Uma campanha suja

Acredito profundamente que quem está na vida pública tem obrigações de transparência e de probidade muito superiores ao comum dos mortais.

Eu tenho leitores devotos que me cobram o silêncio: “Então agora que Pedro Passos Coelho anda a ser investigado você está caladinho, não é?”; “Sobre José Sócrates fartava-se de falar, mas sobre o actual primeiro-ministro nem uma palavra, não é?”; “Escrever textos sobre Zeinal Bava está muito bem — e sobre Passos Coelho?”. Certos leitores ainda me conhecem bastante mal e têm fraca memória: aconselho-os a recuarem seis meses e a lerem o que escrevi sobre Pedro Passos Coelho e o caso Tecnoforma.

Mas atenção, fogosos leitores: tal não significa que mal um novo escândalo espreite na comunicação social deva ir tudo a eito, e que aquilo que é diferente passe a ser tratado como igual, mandando às malvas os critérios na avaliação de cada caso. O caso Tecnoforma é mais grave do que o caso da Segurança Social. O caso PT é mais grave do que o caso Tecnoforma. O caso BES é mais grave do que o caso PT. E o caso Sócrates, a provar-se, é o mais grave deles todos. Dito isto, é verdade que muito boa gente precisa de fazer um esforço para abandonar os dois pesos e as duas medidas, Presidente da República incluído: reduzir a falta de pagamento continuado à Segurança Social por parte de um primeiro-ministro a “um certo cheiro de campanha pré-eleitoral” é um comentário de uma infelicidade confrangedora.

No meu caso, e no que diz respeito às exigências reputacionais dos políticos portugueses, o padrão não muda consoante a cor partidária — acredito profundamente que quem está na vida pública tem obrigações de transparência e de probidade muito superiores ao comum dos mortais. Nesse sentido, é óbvio que a mais recente trapalhada de Passos Coelho não bate certo com a imagem de um político que sempre manteve um discurso moralista a propósito da crise, e que nunca se cansou de acentuar a necessidade de todos cumprirem as obrigações contributivas que têm para com o país. O seu discurso, sublinhe-se, está certíssimo — e é por estar tão certo que ele não pode vir depois sabotar com as suas acções a solidez da pregação.  

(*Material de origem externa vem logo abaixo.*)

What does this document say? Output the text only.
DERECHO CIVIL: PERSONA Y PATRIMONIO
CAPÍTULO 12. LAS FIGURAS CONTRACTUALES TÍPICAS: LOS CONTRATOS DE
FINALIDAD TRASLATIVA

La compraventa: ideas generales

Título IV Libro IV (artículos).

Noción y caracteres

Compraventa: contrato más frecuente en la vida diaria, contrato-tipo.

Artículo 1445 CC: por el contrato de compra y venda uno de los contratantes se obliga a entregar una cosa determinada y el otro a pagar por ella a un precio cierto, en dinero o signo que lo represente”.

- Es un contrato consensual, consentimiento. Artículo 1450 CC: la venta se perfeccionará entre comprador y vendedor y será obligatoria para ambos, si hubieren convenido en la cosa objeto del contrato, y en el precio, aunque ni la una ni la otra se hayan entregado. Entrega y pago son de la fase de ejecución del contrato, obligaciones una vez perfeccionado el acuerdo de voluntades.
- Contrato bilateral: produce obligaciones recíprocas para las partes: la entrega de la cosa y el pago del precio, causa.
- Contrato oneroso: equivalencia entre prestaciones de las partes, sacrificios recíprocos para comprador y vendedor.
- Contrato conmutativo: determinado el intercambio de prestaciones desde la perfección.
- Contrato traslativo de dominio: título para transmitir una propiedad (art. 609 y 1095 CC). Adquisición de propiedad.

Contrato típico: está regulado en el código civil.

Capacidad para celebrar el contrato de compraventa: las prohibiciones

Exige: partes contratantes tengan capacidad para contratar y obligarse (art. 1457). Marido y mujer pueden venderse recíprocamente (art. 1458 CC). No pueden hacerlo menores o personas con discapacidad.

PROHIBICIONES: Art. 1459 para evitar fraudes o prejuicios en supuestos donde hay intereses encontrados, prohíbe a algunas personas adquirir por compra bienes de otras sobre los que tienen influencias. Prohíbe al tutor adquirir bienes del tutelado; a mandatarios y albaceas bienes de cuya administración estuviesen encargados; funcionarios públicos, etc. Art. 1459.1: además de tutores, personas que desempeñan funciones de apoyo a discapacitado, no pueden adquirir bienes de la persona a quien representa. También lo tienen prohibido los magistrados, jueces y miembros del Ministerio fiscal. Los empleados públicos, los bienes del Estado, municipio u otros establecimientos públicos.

Mais: da direita à esquerda, continua a haver por aí uma lamentável confusão acerca do que deveria ser o escrutínio da actividade pública de um primeiro-ministro. Há mesmo quem se apresse a falar, a propósito deste caso, em “campanha suja” e em lamentar por antecipação aquilo que para aí vem. Mas é preciso não entressachar conceitos. Já houve algumas campanhas sujas em Portugal, uma das quais tendo como alvo o próprio José Sócrates basta relembrar, em 2005, as insinuações de homossexualidade, a propósito de uma alegada relação com Diogo Infante. Campanha suja é isso.

Exigir transparência a propósito dos deveres fiscais de um primeiro-ministro ou analisar se os seus rendimentos são compatíveis com o seu nível de vida é uma outra coisa, bem diferente — é um dever dos cidadãos e da comunicação social, que demasiadas vezes, para minha grande tristeza, se esquece de fazer esse trabalho com o devido empenho. Ora, quem gosta de confundir as duas coisas nunca o faz com boas intenções. Porque se investigar, perguntar, chatear, escrutinar é uma “campanha suja”; se conhecer ao mínimo detalhe a forma como um candidato a primeiro-ministro cumpriu as suas obrigações para com o Estado que pretende dirigir é uma “campanha suja”; se exigir hombridade a um político profissional e uma conduta impoluta na sua vida pública é uma “campanha suja”; então dêem-me mais “campanhas sujas”, se faz favor. Elas são tudo aquilo de que Portugal precisa.